Belle soirée romantique à laquelle nous conviait l’Orchestre de la Suisse Romande, peuplée de chefs-d’œuvre du Romantisme : Wagner, Elgar, Strauss !

Andreas Brantelid © Marios Taramides
Andreas Brantelid
© Marios Taramides

En amuse-bouche, rien de moins que l’Ouverture de Lohengrin ; quelle sublime musique, comme enfantée par des résonnances de violons éthérées. Le chef slovène Marko Letonja, à la silhouette gigantesque, dirige ce rêve en musique du bout des doigts. Suivi par un Orchestre de la Suisse Romande aux aguets, il fait preuve d'une grande sensibilité dans cet univers onirique à souhait, étiré à l’envi. Car Wagner sait, comme peu, faire monter en puissance le désir et les émotions, en d'incessantes vagues ; un bel entremet des plaisirs qui allaient suivre.  

C’est dans une sombre introduction d’un lyrisme poignant du violoncelle que nous entrons en prise directe avec le Concerto en mi mineur op. 85 d’Edward Elgar. Andreas Brantelid, jeune prodige suédois et danois, élancé, svelte, aux mèches dorées, a tout du prodige. Son parcours est parfait: Lauréat du Concours de l’Eurovision pour Jeunes Musiciens en 2006, du Concours International de Violoncelle de Paulo en Finlande, du Prix Carl Nielsen à Copenhague. Il a même joué avec les plus fameuses phalanges.  

Nonobstant ce parcours brillant, le violoncelliste laisse béat d’admiration tant il fait preuve de naturel. Il vit tout entier la musique, tantôt s’inspirant de ses collègues, suivant un chef particulièrement attentif, se montrant un accompagnateur merveilleux. Il suscite chez l’Orchestre de la Suisse Romande mille et une nuances. Le son d’Andreas Brantelid trouve un équilibre entre des graves sombres et charnus et un médium riche ; tel un beau nuage noir, il propose un beau romantisme juvénile au lyrisme d’Elgar.

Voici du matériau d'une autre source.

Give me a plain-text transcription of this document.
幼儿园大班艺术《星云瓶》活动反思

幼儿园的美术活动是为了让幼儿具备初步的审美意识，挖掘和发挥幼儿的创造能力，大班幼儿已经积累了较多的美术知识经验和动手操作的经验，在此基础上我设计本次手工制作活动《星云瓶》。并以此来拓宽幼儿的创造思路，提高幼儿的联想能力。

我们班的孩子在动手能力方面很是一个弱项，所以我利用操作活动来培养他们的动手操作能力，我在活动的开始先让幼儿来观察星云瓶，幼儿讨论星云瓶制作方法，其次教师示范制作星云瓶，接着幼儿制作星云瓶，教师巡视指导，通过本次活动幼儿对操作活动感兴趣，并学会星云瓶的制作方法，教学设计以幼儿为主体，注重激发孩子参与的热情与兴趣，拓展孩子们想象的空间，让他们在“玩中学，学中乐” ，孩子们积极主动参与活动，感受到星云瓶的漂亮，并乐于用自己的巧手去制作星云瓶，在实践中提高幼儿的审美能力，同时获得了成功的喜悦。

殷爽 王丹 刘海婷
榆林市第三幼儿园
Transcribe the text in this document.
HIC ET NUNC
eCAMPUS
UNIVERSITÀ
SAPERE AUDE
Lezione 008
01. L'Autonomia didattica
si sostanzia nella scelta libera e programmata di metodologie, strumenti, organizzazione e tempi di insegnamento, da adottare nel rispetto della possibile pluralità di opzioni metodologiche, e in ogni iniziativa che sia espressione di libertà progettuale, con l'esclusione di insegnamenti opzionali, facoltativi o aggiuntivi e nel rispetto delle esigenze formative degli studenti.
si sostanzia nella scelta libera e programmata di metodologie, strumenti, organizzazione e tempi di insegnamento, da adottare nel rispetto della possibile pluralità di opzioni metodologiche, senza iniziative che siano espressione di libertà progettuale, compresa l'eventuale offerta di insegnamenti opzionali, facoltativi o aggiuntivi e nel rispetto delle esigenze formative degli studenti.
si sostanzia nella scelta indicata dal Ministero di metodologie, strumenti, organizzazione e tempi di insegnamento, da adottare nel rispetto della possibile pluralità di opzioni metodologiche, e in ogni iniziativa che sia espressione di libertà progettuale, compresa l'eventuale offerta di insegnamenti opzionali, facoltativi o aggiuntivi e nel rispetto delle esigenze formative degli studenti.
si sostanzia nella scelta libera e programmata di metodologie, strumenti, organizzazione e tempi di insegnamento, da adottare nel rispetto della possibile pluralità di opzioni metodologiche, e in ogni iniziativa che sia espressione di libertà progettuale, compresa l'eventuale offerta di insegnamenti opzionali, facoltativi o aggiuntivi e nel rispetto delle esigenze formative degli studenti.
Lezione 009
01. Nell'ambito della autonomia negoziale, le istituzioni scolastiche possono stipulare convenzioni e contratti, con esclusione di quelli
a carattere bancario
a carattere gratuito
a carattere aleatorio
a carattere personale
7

L’œuvre offre à entendre la large palette expressive du jeune soliste ; tantôt enjoué et espiègle, tantôt romantique, il se joue de toutes les difficultés avec une aisance remarquable. Andreas Brantelid choisit toujours la musicalité à l'esbroufe. On reste admiratif devant l'impression de sensibilité fragile - malgré la virtuosité -, qui ne manque pas de susciter beaucoup d’émotions musicales.

L’Adagio permettra d’entendre le romantisme touchant mais sans excès du concertiste, dans un dialogue incessant avec l’Orchestre de la Suisse Romande. On a senti, du public, le regard particulièrement attendri du pupitre de violoncelles, manifestant son admiration pour un si jeune talent. La direction du Maestro Letonja, soucieux de maintenir les équilibres, n’aura cessé de mettre en valeur le soliste ; une belle aventure collective, assurément.

La deuxième partie de concert était entièrement dédiée à Richard Strauss. En guise d’ouverture, la très belle Suite du Chevalier à la Rose op.59 a donné à entendre des pupitres de cuivres et de cors de toute beauté, en particulier dans l'introduction.

La présentation de la rose fut délicieusement servie par un hautbois très sensible. Nous avons également été envouté par cette valse, ornée de belles interventions du violon solo de Bogdan Zvoristeanu, et par la musicalité du violoncelle de François Guye. Voici un musicien qui nous offre depuis plusieurs années le son mordoré de son violoncelle. Nous avons également apprécié les mélismes des cors dans le célèbre trio, tout en regrettant l’absence des voix qui portent prodigieusement le texte d’Hofmannsthal, dans l’opéra dont est tirée cette suite pour orchestre.

Le concert se clôturait par Till Eulenspiegels lustige Streiche op.28, qui fit resplendir les mêmes qualités de vents colorés, de cuivres étincelants. Mais la masse énorme de l'orchestre creusait un sillon toujours plus important, qui nous avait échappé dans Elgar. Des saturations dans les nuances amoindrissaient l’édifice. Il n'en reste pas moins qu’on continue d’admirer l’esprit de ces vents qui ricanent de ci de là, de la clarinette roucoulante et charmeuse de Benoît Willmann, ainsi que de la somptuosité du cor de Jean-Pierre Berry.